亡くなった後、自分の財産を誰に何を与えるかを遺言に残して相続を行う「遺贈」をご存じの方は多いかと思います。一方で「死因贈与契約」という、遺贈とは異なる性質の行為があることはご存じでしょうか?今回は死因贈与契約に関してや、死因贈与契約を行う際に必要な手続きについてご紹介します。

死因贈与契約とは

死因贈与契約とは、贈与者が死亡した事を条件として贈与を行う事を取り交わした契約の事を指します。遺贈との違いとして、贈与者と遺贈者双方の合意が無ければ契約が成立しないという点が挙げられます。

遺言同様に、死因贈与契約も基本的にはいつでも撤回が可能ですが、負担付き死因贈与契約を結んでいる場合にはその通りではありません。負担付き贈与契約とは、例えば贈与者が息子に自宅を贈与する代わりに老後の面倒を見てもらう、といった内容を指します。

さらに、遺贈の場合は遺言書に相続の内容を残す必要がありますが、死因贈与契約の場合は口約束だったとしても契約に効力が発生します。

死因贈与契約を行う際に必要な手続き

本契約を行う際は、一般的に死因贈与契約書を作成します。この時、公正証書として契約書を残しておくのがおすすめです。公正証書は公証役場で作成する公文書ですが、公証人の立ち合いの元で作成されるため、内容に誤りも無く自分の想定した通りの契約書を作成することができます。

さらに不動産を贈与する場合、契約書の作成と共に始期付所有権移転仮登記を行っておきましょう。始期付所有権移転仮登記とは、贈与人が生きている間は不動産の所有権は贈与人が保有するが、贈与人が亡くなった後は所有権が受贈人に移るというものです。

始期付所有権移転仮登記は、贈与者と受贈者の共同申請が原則です。しかし、贈与者の承諾があれば、受贈者が単独で申請することができます。単独で申請する場合は、贈与者の承諾書と印鑑証明書が必要になりますが、死因贈与契約書を公正証書で作成している場合には、これらの書類は不要です。

仮登記の手続きは、最寄りの法務局にて行います。

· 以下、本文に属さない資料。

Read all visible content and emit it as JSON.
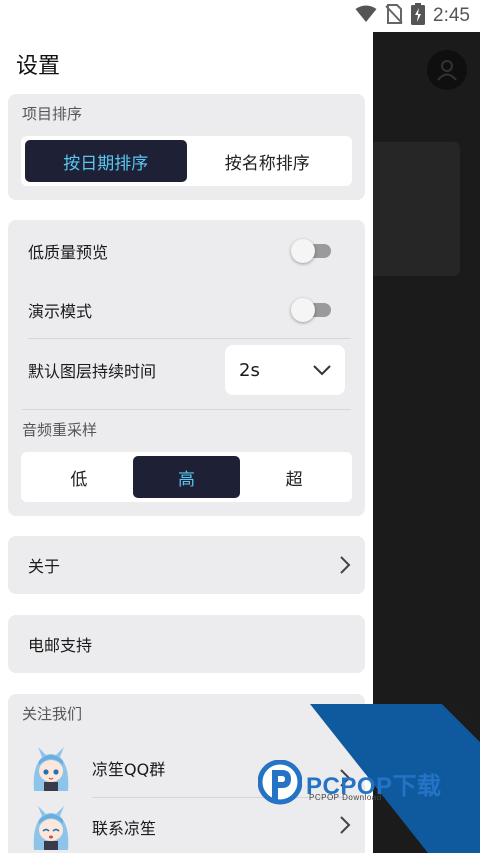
{
  "status_bar": {
    "time": "2:45",
    "icons": [
      "wifi-icon",
      "no-sim-icon",
      "battery-charging-icon"
    ]
  },
  "drawer": {
    "title": "设置",
    "sort": {
      "label": "项目排序",
      "options": [
        "按日期排序",
        "按名称排序"
      ],
      "selected": "按日期排序"
    },
    "preferences": {
      "low_quality_preview": {
        "label": "低质量预览",
        "enabled": false
      },
      "presentation_mode": {
        "label": "演示模式",
        "enabled": false
      },
      "default_layer_duration": {
        "label": "默认图层持续时间",
        "value": "2s"
      },
      "audio_resample": {
        "label": "音频重采样",
        "options": [
          "低",
          "高",
          "超"
        ],
        "selected": "高"
      }
    },
    "about": {
      "label": "关于"
    },
    "email_support": {
      "label": "电邮支持"
    },
    "follow_us": {
      "label": "关注我们",
      "items": [
        {
          "label": "凉笙QQ群",
          "icon": "anime-avatar-icon"
        },
        {
          "label": "联系凉笙",
          "icon": "anime-avatar-icon"
        }
      ]
    }
  },
  "watermark": {
    "title": "PCPOP下载",
    "subtitle": "PCPOP Download"
  },
  "colors": {
    "accent": "#58c7f0",
    "segment_active_bg": "#1e2135",
    "card_bg": "#ececee",
    "watermark_blue": "#0f5a9e"
  }
}
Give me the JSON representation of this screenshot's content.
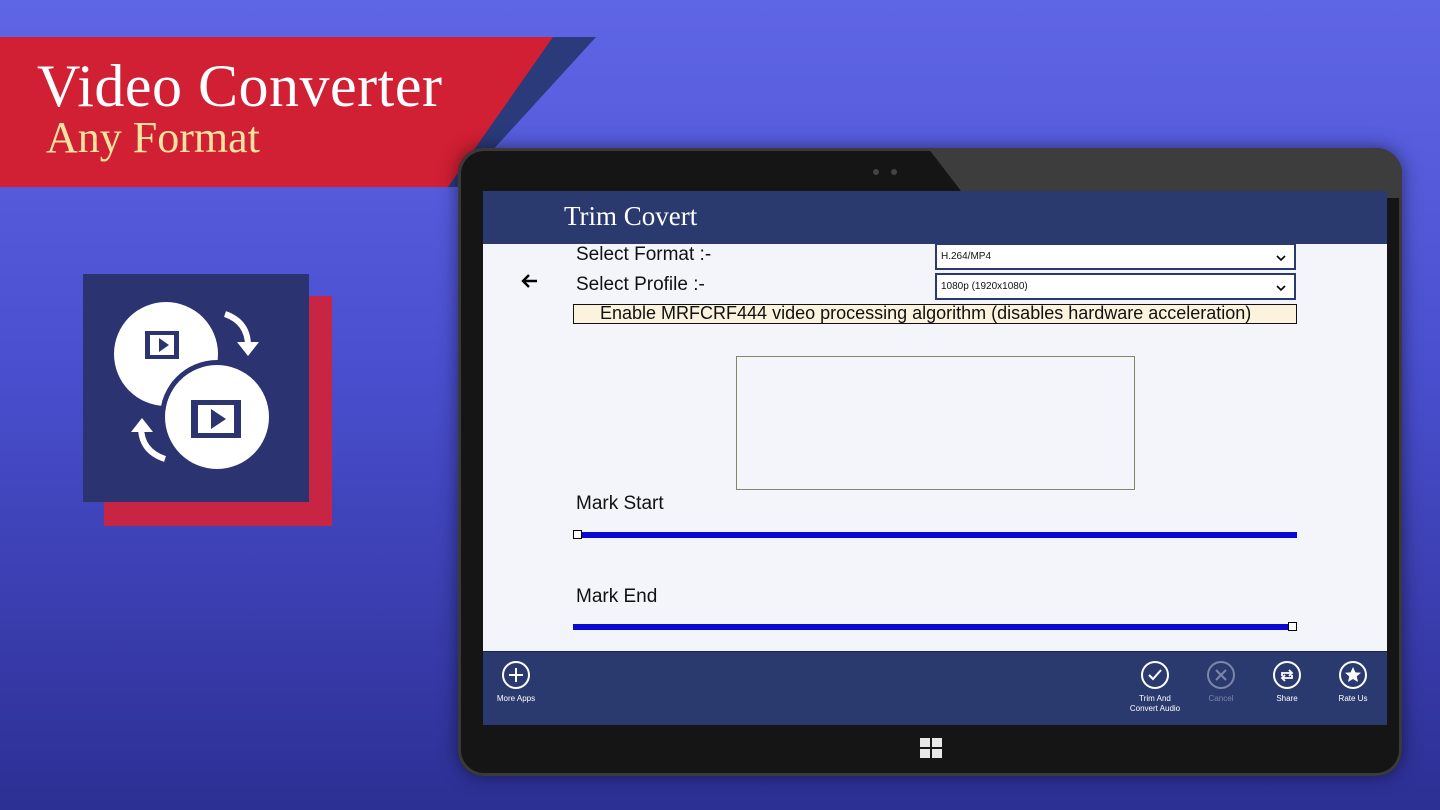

必要な書類を持参して手続きを行いましょう。以下は死因贈与契約書を公正証書で作成していた場合の例です。

・登記原因証明情報(公正証書として作成した死因贈与契約書)
・贈与者の印鑑証明
・固定資産評価証明書

仮登記には、当該不動産の固定資産評価額の1/1000の登録免許税が必要になりますので注意しましょう。

死因贈与契約を行う際に注意したいポイント

不動産を贈与する場合は、必要となる税金が遺贈と比較して死因贈与契約の方が高い場合があります。例えば法定相続人への遺贈の場合、不動産取得税は非課税となりますが、死因贈与の場合、受贈者の立場に関わらず一律で4.0%課税されます。受贈者の立場などによって、死因贈与契約を結ぶかを慎重に判断する必要があります。

まとめ

今回は、死因贈与契約に関してや、契約手続きの方法についてご紹介しました。死因贈与契約は贈与者と受贈者の同意に基づいて結ばれる契約のため、確実に相続を行うことができます。一方で、契約書が無ければ後にトラブルになる可能性があったり、死因贈与の方が遺贈よりも税金が高くなる可能性があるなど、注意が必要な点もあります。今回の記事を参考にしていただき、皆さんの状況に適した相続の方法を選んでくださいね。